There's quite a bit to disassemble here in your post to get to the endpoint you want.
But you're reaching for it, for an idea, and I get where you're going, that's great.
For starters, and a good example out the gate:
Watch Andy Timmons' Rig Rundown on Premier Guitar (YT).
And his use of the Carl Martin compressor In Particular.
But you have to watch and listen Carefully to what he's saying.
His Entire Goal of using the comp is to get Exactly what you're describing.
Disregard any 'chicken-picken' super-squash references he makes, that doesn't apply here.
Point being, he can't 'get there' with pickups alone.
If he could, he would have sown the path for you, but he can't, so he found an alternative, workable solution, the comp.
He uses clean (DiMarzio DP187 Cruiser) pickups with a treble bleed on-board circuit.
To Maintain exactly what you want, a clean, nuanced, detailed tone.
But he needs the comp to take that tone the rest of the way (of where you want to go).
To maintain it, but pump it up to loud and proud levels without losing anything along the way.
The minute he goes into any level of dirt, the comp gets kicked OFF.
You mention a boost circuit, then boosted passives, but no details.
I've been building hybridized passive>(boosted) active circuits on my own custom builds for nearly 30 years now.
I use whatever passive pickups I want into EMG active onboard products.
So I have a lot of experience with on-board boosted circuits (at least EMG anyway).
But I'm very unclear where YOU'RE going with it, with the 'boosted' part of your post.
In my experience, I tend to stay away from ceramic double coil HB pickups if I'm doing an active guitar.
They don't seem to get along too well.
I've taken a ceramic magged HB and swapped the mag Out (into an active guitar) for something alnico and it calmed everything down nicely.

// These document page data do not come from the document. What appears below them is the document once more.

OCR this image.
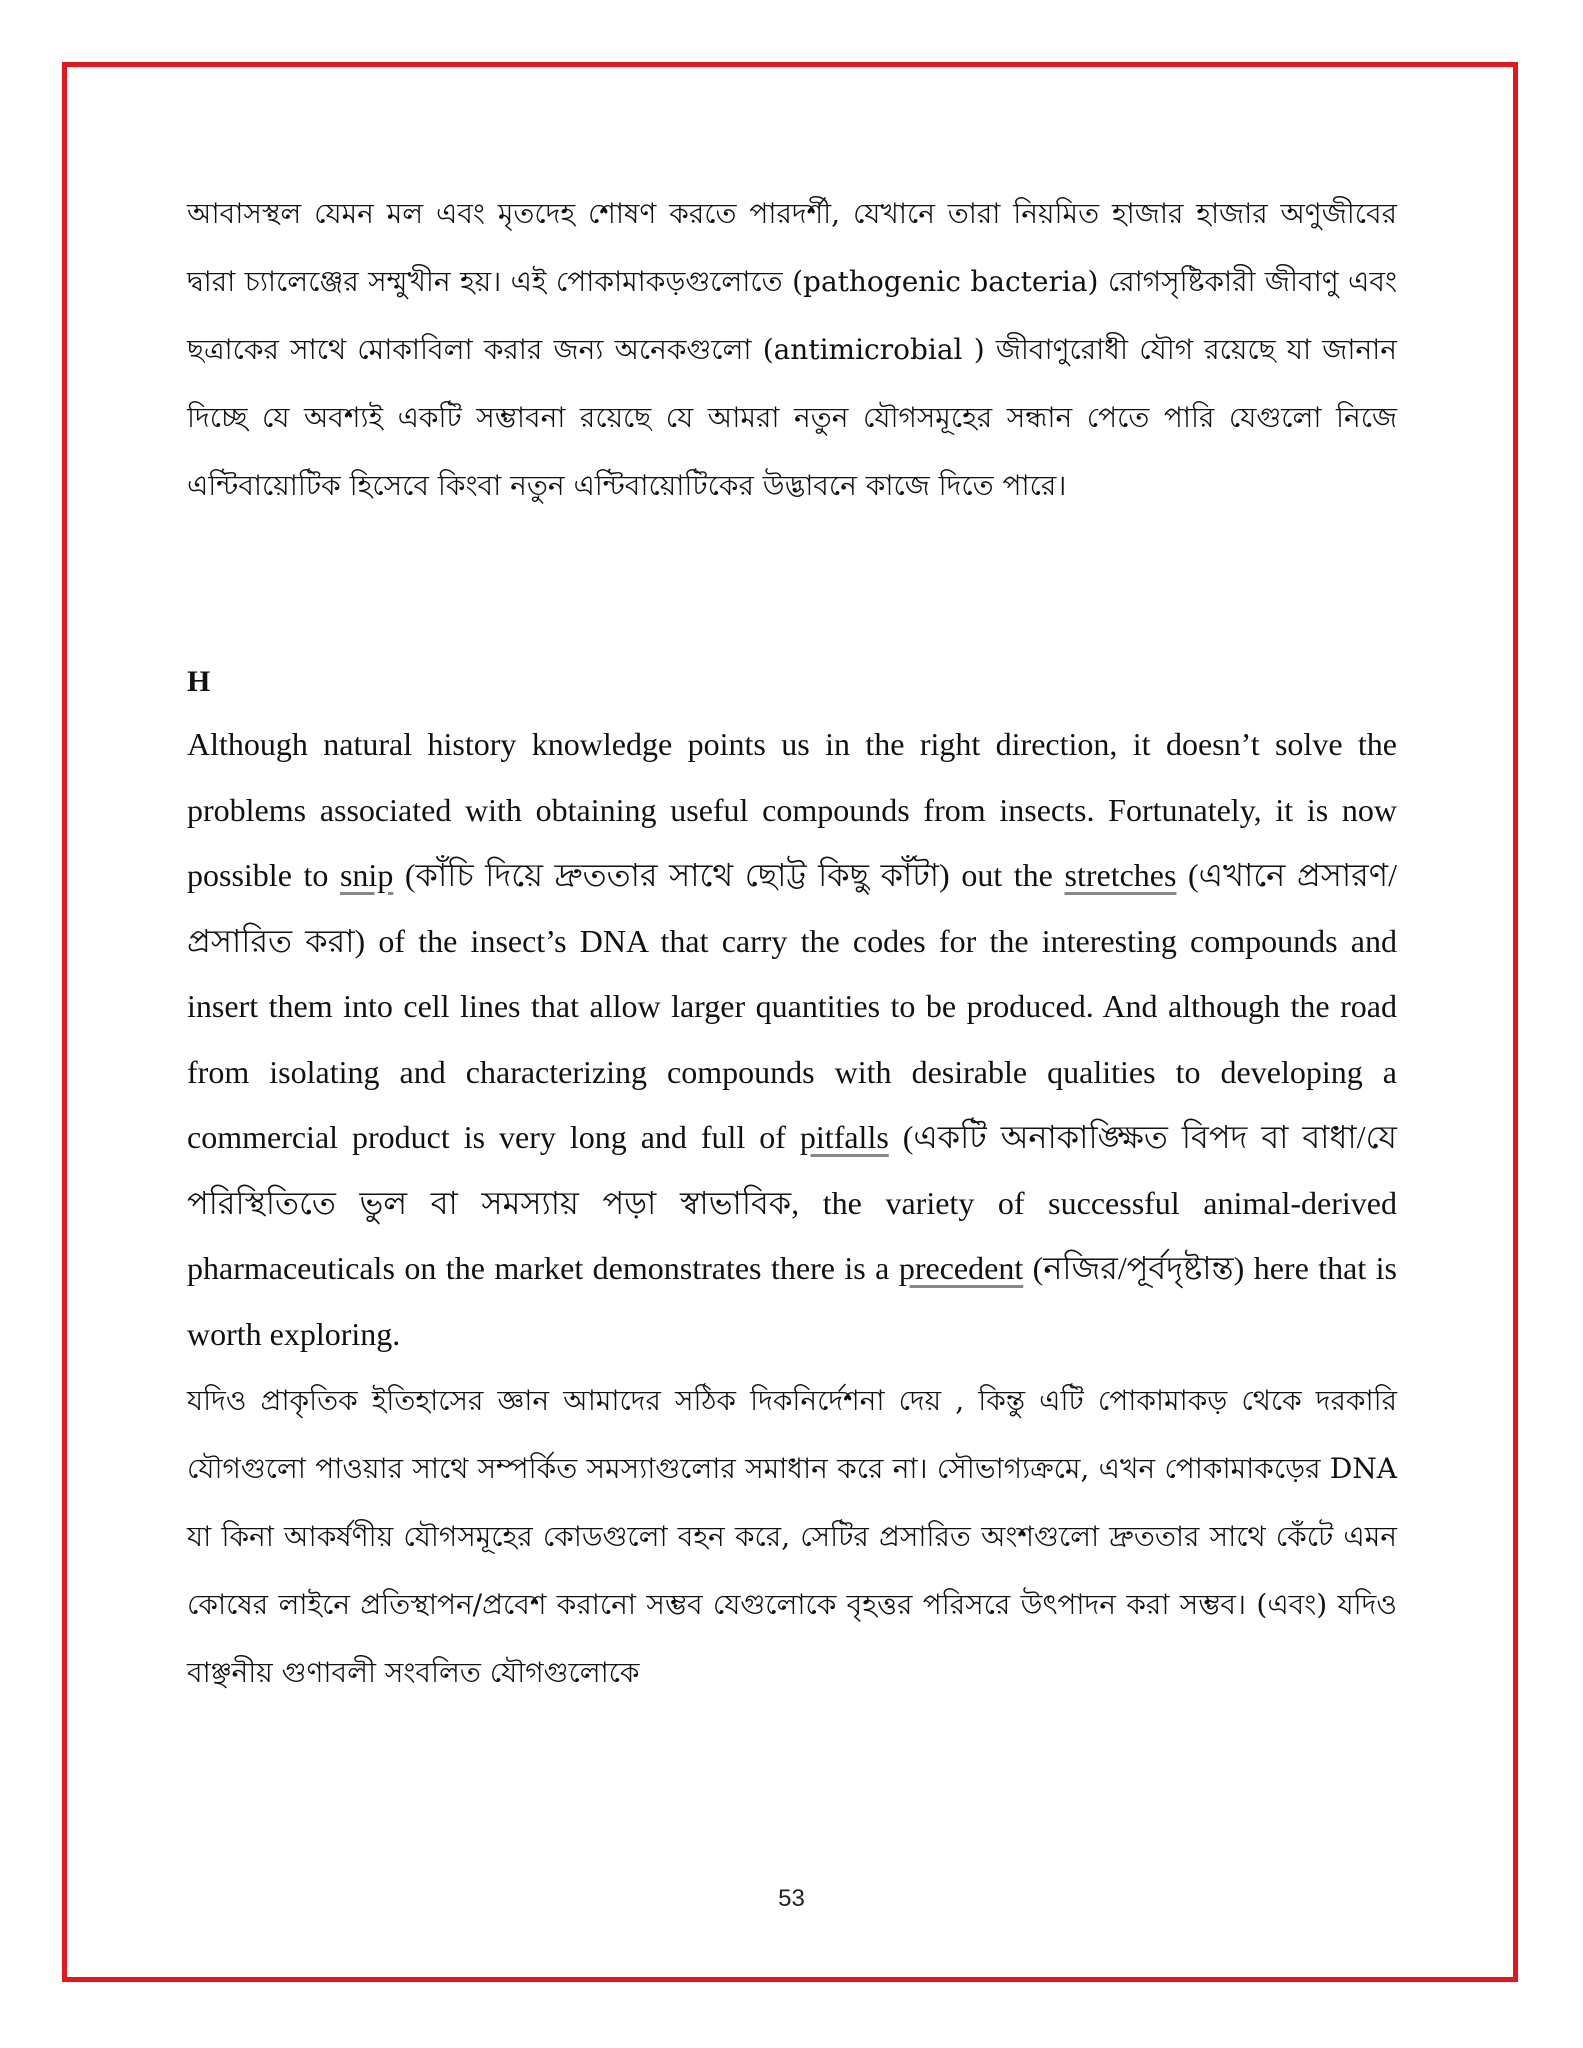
আবাসস্থল যেমন মল এবং মৃতদেহ শোষণ করতে পারদর্শী, যেখানে তারা নিয়মিত হাজার হাজার অণুজীবের দ্বারা চ্যালেঞ্জের সম্মুখীন হয়। এই পোকামাকড়গুলোতে (pathogenic bacteria) রোগসৃষ্টিকারী জীবাণু এবং ছত্রাকের সাথে মোকাবিলা করার জন্য অনেকগুলো (antimicrobial ) জীবাণুরোধী যৌগ রয়েছে যা জানান দিচ্ছে যে অবশ্যই একটি সম্ভাবনা রয়েছে যে আমরা নতুন যৌগসমূহের সন্ধান পেতে পারি যেগুলো নিজে এন্টিবায়োটিক হিসেবে কিংবা নতুন এন্টিবায়োটিকের উদ্ভাবনে কাজে দিতে পারে।

H

Although natural history knowledge points us in the right direction, it doesn’t solve the problems associated with obtaining useful compounds from insects. Fortunately, it is now possible to snip (কাঁচি দিয়ে দ্রুততার সাথে ছোট্ট কিছু কাঁটা) out the stretches (এখানে প্রসারণ/প্রসারিত করা) of the insect’s DNA that carry the codes for the interesting compounds and insert them into cell lines that allow larger quantities to be produced. And although the road from isolating and characterizing compounds with desirable qualities to developing a commercial product is very long and full of pitfalls (একটি অনাকাঙ্ক্ষিত বিপদ বা বাধা/যে পরিস্থিতিতে ভুল বা সমস্যায় পড়া স্বাভাবিক, the variety of successful animal-derived pharmaceuticals on the market demonstrates there is a precedent (নজির/পূর্বদৃষ্টান্ত) here that is worth exploring.

যদিও প্রাকৃতিক ইতিহাসের জ্ঞান আমাদের সঠিক দিকনির্দেশনা দেয় , কিন্তু এটি পোকামাকড় থেকে দরকারি যৌগগুলো পাওয়ার সাথে সম্পর্কিত সমস্যাগুলোর সমাধান করে না। সৌভাগ্যক্রমে, এখন পোকামাকড়ের DNA যা কিনা আকর্ষণীয় যৌগসমূহের কোডগুলো বহন করে, সেটির প্রসারিত অংশগুলো দ্রুততার সাথে কেঁটে এমন কোষের লাইনে প্রতিস্থাপন/প্রবেশ করানো সম্ভব যেগুলোকে বৃহত্তর পরিসরে উৎপাদন করা সম্ভব। (এবং) যদিও বাঞ্ছনীয় গুণাবলী সংবলিত যৌগগুলোকে

53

But I have also used ceramic SC HB's (like Bardens) that work fine in active (boosted) circuits.
So now, let's just get rid of the entire 'active' part of the conversation.

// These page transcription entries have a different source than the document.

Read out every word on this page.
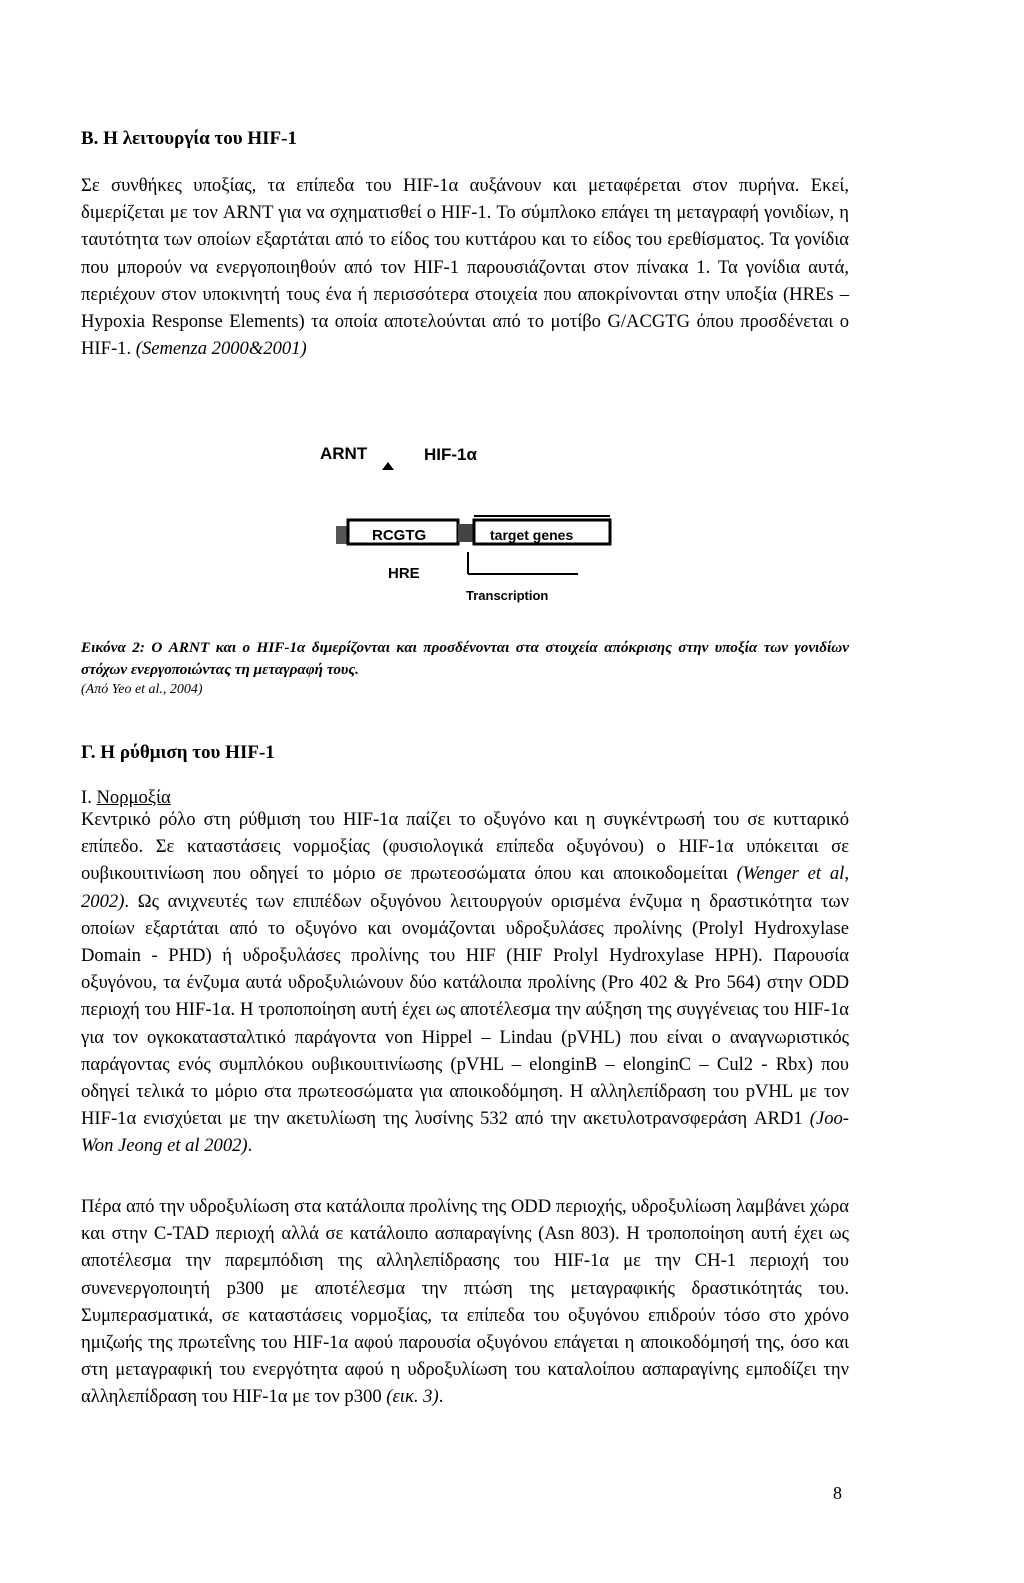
Β. Η λειτουργία του HIF-1

Σε συνθήκες υποξίας, τα επίπεδα του HIF-1α αυξάνουν και μεταφέρεται στον πυρήνα. Εκεί, διμερίζεται με τον ARNT για να σχηματισθεί ο HIF-1. Το σύμπλοκο επάγει τη μεταγραφή γονιδίων, η ταυτότητα των οποίων εξαρτάται από το είδος του κυττάρου και το είδος του ερεθίσματος. Τα γονίδια που μπορούν να ενεργοποιηθούν από τον HIF-1 παρουσιάζονται στον πίνακα 1. Τα γονίδια αυτά, περιέχουν στον υποκινητή τους ένα ή περισσότερα στοιχεία που αποκρίνονται στην υποξία (HREs – Hypoxia Response Elements) τα οποία αποτελούνται από το μοτίβο G/ACGTG όπου προσδένεται ο HIF-1. (Semenza 2000&2001)

ARNT	HIF-1α
RCGTG	target genes
HRE
Transcription

Εικόνα 2: Ο ARNT και ο HIF-1α διμερίζονται και προσδένονται στα στοιχεία απόκρισης στην υποξία των γονιδίων στόχων ενεργοποιώντας τη μεταγραφή τους.

(Από Yeo et al., 2004)
Γ. Η ρύθμιση του HIF-1
Ι. Νορμοξία

Κεντρικό ρόλο στη ρύθμιση του HIF-1α παίζει το οξυγόνο και η συγκέντρωσή του σε κυτταρικό επίπεδο. Σε καταστάσεις νορμοξίας (φυσιολογικά επίπεδα οξυγόνου) ο HIF-1α υπόκειται σε ουβικουιτινίωση που οδηγεί το μόριο σε πρωτεοσώματα όπου και αποικοδομείται (Wenger et al, 2002). Ως ανιχνευτές των επιπέδων οξυγόνου λειτουργούν ορισμένα ένζυμα η δραστικότητα των οποίων εξαρτάται από το οξυγόνο και ονομάζονται υδροξυλάσες προλίνης (Prolyl Hydroxylase Domain - PHD) ή υδροξυλάσες προλίνης του HIF (HIF Prolyl Hydroxylase HPH). Παρουσία οξυγόνου, τα ένζυμα αυτά υδροξυλιώνουν δύο κατάλοιπα προλίνης (Pro 402 & Pro 564) στην ODD περιοχή του HIF-1α. Η τροποποίηση αυτή έχει ως αποτέλεσμα την αύξηση της συγγένειας του HIF-1α για τον ογκοκατασταλτικό παράγοντα von Hippel – Lindau (pVHL) που είναι ο αναγνωριστικός παράγοντας ενός συμπλόκου ουβικουιτινίωσης (pVHL – elonginB – elonginC – Cul2 - Rbx) που οδηγεί τελικά το μόριο στα πρωτεοσώματα για αποικοδόμηση. Η αλληλεπίδραση του pVHL με τον HIF-1α ενισχύεται με την ακετυλίωση της λυσίνης 532 από την ακετυλοτρανσφεράση ARD1 (Joo-Won Jeong et al 2002).

Πέρα από την υδροξυλίωση στα κατάλοιπα προλίνης της ODD περιοχής, υδροξυλίωση λαμβάνει χώρα και στην C-TAD περιοχή αλλά σε κατάλοιπο ασπαραγίνης (Asn 803). Η τροποποίηση αυτή έχει ως αποτέλεσμα την παρεμπόδιση της αλληλεπίδρασης του HIF-1α με την CH-1 περιοχή του συνενεργοποιητή p300 με αποτέλεσμα την πτώση της μεταγραφικής δραστικότητάς του. Συμπερασματικά, σε καταστάσεις νορμοξίας, τα επίπεδα του οξυγόνου επιδρούν τόσο στο χρόνο ημιζωής της πρωτεΐνης του HIF-1α αφού παρουσία οξυγόνου επάγεται η αποικοδόμησή της, όσο και στη μεταγραφική του ενεργότητα αφού η υδροξυλίωση του καταλοίπου ασπαραγίνης εμποδίζει την αλληλεπίδραση του HIF-1α με τον p300 (εικ. 3).

8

If you want to circle back around to it and ask more about active (boosted, boosters, pre-amps) situations, absolutely go ahead.
"Logically it would make sense that taking the clear, nuanced output of a low output pickup and then boosting it would result in a much more nuanced end result"
Well, really, that is what Barden pickups are all about, exactly that.
Very clean, very defined and nuanced, and pretty loud, using ceramic magnets to boost a low wind.
So for that, the answer has already been formulated more or less, that is what a Barden pickup is designed around.
So YT their full-sized pickups, it is pretty much what you're describing.
They also wire their HB's in parallel, not series, which adds to their 'nuanced' tonal recipe.
"Than simply having a huge magnet/overwound pickup.
Maybe I'm wrong, but I've never liked super high output pickups to begin with.
If I wanted to try this out, have any of you guys swapped out vintage pickups' magnets for ceramic?
My goal is to get something in that 'vintage hot' range output wise, balanced with lots of detail."
I believe Joe Barden had some affiliation with Bill Lawrence somewhere along the way.
Bill Lawrence being the mentor, Joe Barden being the apprentice.
I'm a huge fan of (original) Bill Lawrence pickups of all shapes sizes and have a drawerful of them.
If you're looking for that 'hot but clean' thing, I would recommend you try some Lawrence L-500 varieties.
Now wound by his wife and daughter as old Bill has passed away (Wilde Pickups).
It would be the L500 that's wound to 8K or so, can't remember the exact model for that.
But even their higher output L500's remain clear and articulate, that's one thing they're known for in the first place.
But that's the sound you're describing, a pretty typical Lawrence L500 HB.
Since I have a drawerful of them (Lawrence's) sitting here, I don't need to make 'that' pickup recipe.
I typically go the other way, I am usually removing ceramics for some other magnet option on my DiMarzios and Duncans.
For some reason, even my higher output Lawrences work fantastic with my active EMG harnesses, where others (using ceramics) sound horrible.
Can't tell you why, but sonically, it's obvious.
This is an old build, 'Trail Boss', using a late 70's Lawrence L500 in the bridge and one of his 'sidewinder' designs in the neck.
With my typical full compliment active harness.
Top row front to back: passive volume, passive tone, EMG Afterburner pre-amp (pull to activate)
Bottom Row: EMG EXG tone pot, EMG SPC tone pot.